UNUTMADIK… AMA NEYİ?

Toplumların varlık gerekçeleri, “kendini oluşturanların çıkarlarından” ibaret bir bağlamda tanımlanamaz. Bilhassa felaket anlarında bu argüman, kendi kendini doğrular. Zira genelin çıkarlarıyla çatışan felaket ve fenalıklar, toplumu var etme veya varlığını ispat etme konusunda oldukça başarılıdır. Bir hatıraya dönüştüğünde bile kara günler; toplumun diğer fertleri için ne hissettiğimiz konusunda bizi yönlendirir, bir kılavuz gibi doğru yolu gösterir.

Bir afet nedeniyle bir felaketle karşılaştığımızda yalnızca üzülmez, sıklıkla eş zamanlı olarak öfkeleniriz. Bir doğa olayının kendisine tepki göstermek mümkün olmadığına göre yitip gidenler için duyacağımız öfke ve sitemi hak eden, asli görevi bireyi korumak ve yaşatmak olan devlettir. Devlet soyut kavramlardan ibaret değil, bizzat kamu gücünü kullanma kuvvetine ve yetkisine sahip olan makam ve kurumlar elinde somutlaşan bir varlıktır. Dolayısıyla bir kamu gücünün kullanılmaması veya yanlış kullanılmasının sorumluluğu, bizzat o kamu gücünü kullanma yetkisini elinde bulunduranlara aittir.
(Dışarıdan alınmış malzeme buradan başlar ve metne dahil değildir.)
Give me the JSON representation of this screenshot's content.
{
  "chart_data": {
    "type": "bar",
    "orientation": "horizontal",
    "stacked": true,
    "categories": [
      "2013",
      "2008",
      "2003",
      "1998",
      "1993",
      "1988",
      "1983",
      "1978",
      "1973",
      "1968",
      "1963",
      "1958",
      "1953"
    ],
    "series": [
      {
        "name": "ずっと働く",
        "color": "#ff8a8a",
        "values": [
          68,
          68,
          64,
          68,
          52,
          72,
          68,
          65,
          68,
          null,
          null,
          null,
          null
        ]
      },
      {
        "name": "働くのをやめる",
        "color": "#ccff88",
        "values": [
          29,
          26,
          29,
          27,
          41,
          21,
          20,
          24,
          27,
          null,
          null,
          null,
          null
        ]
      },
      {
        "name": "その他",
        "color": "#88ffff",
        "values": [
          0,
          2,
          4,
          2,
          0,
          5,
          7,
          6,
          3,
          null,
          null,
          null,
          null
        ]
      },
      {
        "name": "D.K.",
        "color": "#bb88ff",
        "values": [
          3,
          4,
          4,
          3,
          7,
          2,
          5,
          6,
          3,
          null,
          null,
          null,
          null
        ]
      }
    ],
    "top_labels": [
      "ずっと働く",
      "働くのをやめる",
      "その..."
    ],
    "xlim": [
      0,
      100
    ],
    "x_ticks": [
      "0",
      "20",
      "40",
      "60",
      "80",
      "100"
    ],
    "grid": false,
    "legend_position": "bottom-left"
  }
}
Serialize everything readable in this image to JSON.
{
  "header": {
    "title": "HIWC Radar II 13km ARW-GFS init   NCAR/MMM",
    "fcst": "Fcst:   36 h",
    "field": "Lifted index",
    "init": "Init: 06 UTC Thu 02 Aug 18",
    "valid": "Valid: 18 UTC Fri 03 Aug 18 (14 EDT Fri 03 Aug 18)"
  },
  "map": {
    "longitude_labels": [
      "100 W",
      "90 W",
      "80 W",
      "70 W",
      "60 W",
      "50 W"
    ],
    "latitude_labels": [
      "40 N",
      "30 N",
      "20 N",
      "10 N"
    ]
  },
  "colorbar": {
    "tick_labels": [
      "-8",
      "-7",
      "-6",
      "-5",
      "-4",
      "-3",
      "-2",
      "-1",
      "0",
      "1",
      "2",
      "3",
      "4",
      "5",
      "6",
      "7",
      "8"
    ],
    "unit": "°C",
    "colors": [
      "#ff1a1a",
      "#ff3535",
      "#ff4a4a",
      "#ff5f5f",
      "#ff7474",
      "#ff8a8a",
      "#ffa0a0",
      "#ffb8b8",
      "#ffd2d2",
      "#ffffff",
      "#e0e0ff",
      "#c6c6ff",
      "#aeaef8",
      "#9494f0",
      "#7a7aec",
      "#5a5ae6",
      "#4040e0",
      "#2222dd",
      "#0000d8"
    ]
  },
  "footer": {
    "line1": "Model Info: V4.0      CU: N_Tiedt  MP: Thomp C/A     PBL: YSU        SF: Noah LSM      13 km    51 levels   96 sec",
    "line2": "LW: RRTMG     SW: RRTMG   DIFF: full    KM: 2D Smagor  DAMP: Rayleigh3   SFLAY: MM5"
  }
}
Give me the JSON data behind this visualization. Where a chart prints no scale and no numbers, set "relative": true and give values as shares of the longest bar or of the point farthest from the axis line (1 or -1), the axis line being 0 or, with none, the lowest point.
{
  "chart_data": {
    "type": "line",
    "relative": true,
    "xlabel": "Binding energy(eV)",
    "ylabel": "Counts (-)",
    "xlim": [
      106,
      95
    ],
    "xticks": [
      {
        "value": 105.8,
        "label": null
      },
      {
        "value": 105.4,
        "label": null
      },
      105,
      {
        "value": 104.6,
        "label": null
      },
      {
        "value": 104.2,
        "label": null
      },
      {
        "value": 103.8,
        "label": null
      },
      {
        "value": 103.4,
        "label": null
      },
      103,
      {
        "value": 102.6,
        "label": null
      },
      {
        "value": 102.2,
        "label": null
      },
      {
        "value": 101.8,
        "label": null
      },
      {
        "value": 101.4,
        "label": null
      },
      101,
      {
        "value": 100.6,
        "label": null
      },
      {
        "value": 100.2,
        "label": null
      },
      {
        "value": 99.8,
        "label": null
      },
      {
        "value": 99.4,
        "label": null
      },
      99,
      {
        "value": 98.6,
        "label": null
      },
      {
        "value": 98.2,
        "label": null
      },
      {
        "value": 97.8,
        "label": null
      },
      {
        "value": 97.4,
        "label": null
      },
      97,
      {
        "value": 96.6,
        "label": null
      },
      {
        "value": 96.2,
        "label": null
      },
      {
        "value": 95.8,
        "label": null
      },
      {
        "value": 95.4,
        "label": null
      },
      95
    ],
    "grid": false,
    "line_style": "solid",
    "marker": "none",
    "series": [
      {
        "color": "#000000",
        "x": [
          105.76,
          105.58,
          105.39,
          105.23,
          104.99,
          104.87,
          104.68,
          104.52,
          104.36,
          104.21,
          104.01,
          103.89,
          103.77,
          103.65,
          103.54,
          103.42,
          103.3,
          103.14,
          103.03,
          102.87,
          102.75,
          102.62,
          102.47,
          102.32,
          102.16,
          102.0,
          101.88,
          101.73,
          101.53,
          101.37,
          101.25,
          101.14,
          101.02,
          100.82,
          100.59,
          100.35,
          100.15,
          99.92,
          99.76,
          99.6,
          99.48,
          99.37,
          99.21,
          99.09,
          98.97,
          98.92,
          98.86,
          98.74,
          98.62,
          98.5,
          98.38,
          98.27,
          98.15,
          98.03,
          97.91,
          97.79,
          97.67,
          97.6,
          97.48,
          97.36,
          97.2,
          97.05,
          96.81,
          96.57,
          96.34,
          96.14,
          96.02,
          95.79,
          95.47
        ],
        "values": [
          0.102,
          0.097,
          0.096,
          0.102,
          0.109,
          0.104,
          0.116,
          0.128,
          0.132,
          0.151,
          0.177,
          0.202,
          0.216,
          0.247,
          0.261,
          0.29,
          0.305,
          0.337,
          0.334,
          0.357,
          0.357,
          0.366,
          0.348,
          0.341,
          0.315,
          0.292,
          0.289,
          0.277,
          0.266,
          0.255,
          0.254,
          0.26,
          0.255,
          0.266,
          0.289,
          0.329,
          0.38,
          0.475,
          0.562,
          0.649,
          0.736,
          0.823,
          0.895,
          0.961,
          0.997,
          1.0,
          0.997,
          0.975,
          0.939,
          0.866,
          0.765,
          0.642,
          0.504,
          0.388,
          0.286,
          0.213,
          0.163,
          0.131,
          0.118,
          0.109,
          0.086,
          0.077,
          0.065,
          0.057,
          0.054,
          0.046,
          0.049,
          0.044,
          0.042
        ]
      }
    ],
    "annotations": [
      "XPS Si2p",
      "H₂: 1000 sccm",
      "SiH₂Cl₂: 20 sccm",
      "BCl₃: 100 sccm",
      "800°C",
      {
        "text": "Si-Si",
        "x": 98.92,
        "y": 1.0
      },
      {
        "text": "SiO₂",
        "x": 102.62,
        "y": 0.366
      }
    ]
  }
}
Cumhuriyet tarihinin en korkunç facialarından birinin ikinci yıl dönümünde sosyal medyada birçok vatandaş, 6 Şubat’ı unutmadığını; acıların hâlen taze, birlikteliğin daim olduğunu gösterir türden paylaşımlar yapıyor. Kurum ve kuruluşlar, özel içerikler hazırlayarak vefat edenleri anıyorlar. Ne var ki neyin hatırlanmaya değer olduğu, neye öfkelenileceği, kim karşısında hangi duyguların yaşanacağı gibi hususlar oldukça muğlak görünüyor.

Söz gelimi vatandaşlar, depremin ardından bölgeye gönderilen kullanışsız kıyafetleri, mesela topuklu ayakkabıları veya giyilemeyecek derecede yıpranmış giysileri paylaşıyorlar. Hâlbuki binde bir karşılaşılan bu gibi olayları hatırlamak ve hatırlatmak, yurdun dört bir yanında on binlerce vatandaşın kar kıyamet içerisinde deprem bölgesine destek olabilmek için kendini paraladığı hatıraları zedelemekten ibaret bir etki etmektedir. Gerçek şu ki Türk ulusu, devletin açıkça sınıfta kaldığı bir ortamda kendini ispat etmiş ve sınavı geçmiştir.

Buna karşılık esas hatırlanması gereken, depremin üstünden iki yıl geçmesine rağmen çuvallamaya devam eden devlet organizasyonumuzdur. Devlet; ulusun dayanışma hâlini baltalamak pahasına yardımlaşma amacıyla kullanılan sosyal medya sitelerine bant daralması getirmiş, henüz enkazların altında diri olanlara selalar okutmuş, bilinçli olarak askerî personeli sahaya sürmemiş, vatandaşların hazırladığı yardım paketlerine siyasî parti logosu bastırmış, depremzedelere çadır satmaya varana kadar her türlü aşağılık işe göz yummuştur. Yetmez gibi bugün; acısını anmak isteyenlerin üzerine yürümekte, vatandaşların mülkiyet hakkına en ağır müdahaleleri kendine hak görmekte, koca bir şehri iki yılda toz ve molozdan ibaret bir şantiye alanından ibaret kalmasında bir sorun görmemektedir.

Binlerce vatandaşının enkazlarda donarak ölmesine göz yuman, hayatının anlamını yitirmiş olanların gözünün içine baka baka hakaret eden yapı ile üstünden iki yıl geçmesine rağmen on binlerce insanı konteynırlarda yaşatan, kendi görevlileri arz-ı endam edene kadar toz topraktan ibaret bir ana caddeye mecbur bırakan yapı, aynı yapıdır ve adına devlet denmektedir.

Türkiye’de o kadar alçakça işler olur ki bir önceki alçakça iş çabucak unutulur. “Bu daima böyledir. Hadiseler kendiliğinden unutulmaz. Onları unutturan, tesirlerini hafifleten, varsa kabahatlilerini affettiren daima öbür hadiselerdir”. Öyle unuturuz ki sert bir rüzgarın uğultusundan ürken adamlar, bize acımızı nasıl yaşamamız gerektiğini süslü kürsülerde anlatır.

Türk ulusunun panzehri; asla unutmamak, fil hafızasına sahip olmak, aklına mıh gibi kazımak olacaktır.